Robust Deep Linguistic Processing

Yi Zhang
PhD-Thesis, Saarland University, 2007.

Zusammenfassung

This dissertation deals with the robustness problem of deep linguistic processing. Hand-crafted deep linguistic grammars provide precise modeling of human languages, but are deficient in their capability of handling ill-formed or extra-grammatical inputs. In this dissertation, we argue that with a series of robust processing techniques, improved coverage can be achieved without sacrificing efficiency or specificity of deep linguistic processing.

An overview of the robustness problem in state-of-the-art deep linguistic processing systems reveals that insufficient lexicon and ver-restricted constructions are the major sources for the lack of robustness.

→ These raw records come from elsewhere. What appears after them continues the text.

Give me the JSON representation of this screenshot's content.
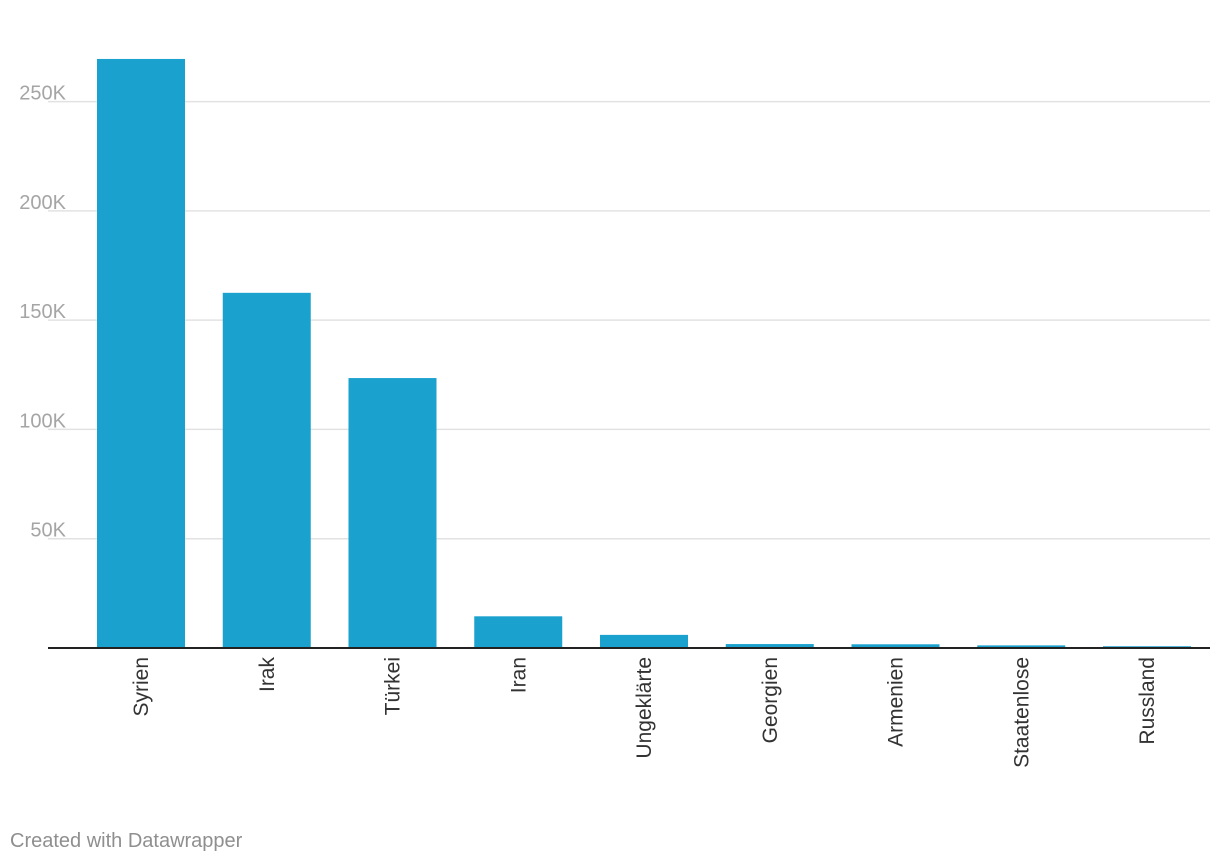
{
  "chart_data": {
    "type": "bar",
    "categories": [
      "Syrien",
      "Irak",
      "Türkei",
      "Iran",
      "Ungeklärte",
      "Georgien",
      "Armenien",
      "Staatenlose",
      "Russland"
    ],
    "values": [
      269500,
      162500,
      123500,
      14500,
      6000,
      1800,
      1700,
      1200,
      800
    ],
    "ylim": [
      0,
      280000
    ],
    "yticks": [
      {
        "value": 50000,
        "label": "50K"
      },
      {
        "value": 100000,
        "label": "100K"
      },
      {
        "value": 150000,
        "label": "150K"
      },
      {
        "value": 200000,
        "label": "200K"
      },
      {
        "value": 250000,
        "label": "250K"
      }
    ],
    "bar_color": "#1aa1cd",
    "grid": true,
    "title": "",
    "xlabel": "",
    "ylabel": ""
  },
  "footer": {
    "credit": "Created with Datawrapper"
  }
}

Targeting both, several robust processing techniques are proposed as add-on modules to the existing deep processing systems.

For the lexicon, we propose a deep lexical acquisition model to achieve automatic online detection and acquisition of missing lexical entries. The model is further extended for acquiring multiword expressions which are syntactically and/or semantically idiosyncratic. The evaluation shows that our lexical acquisition results significantly improved grammar coverage without noticeable degradation in accuracy.

For the constructions, we propose the partial parsing strategy to maximally recover the intermediate results when the full analysis is not available. Partial parse selection models are proposed and evaluated. Experiment results show that the fragment semantic outputs ecovered from the partial parses are of good quality and high value for practical usage. Also, the efficiency issues are carefully addressed with new extensions to the existing efficient processing algorithms.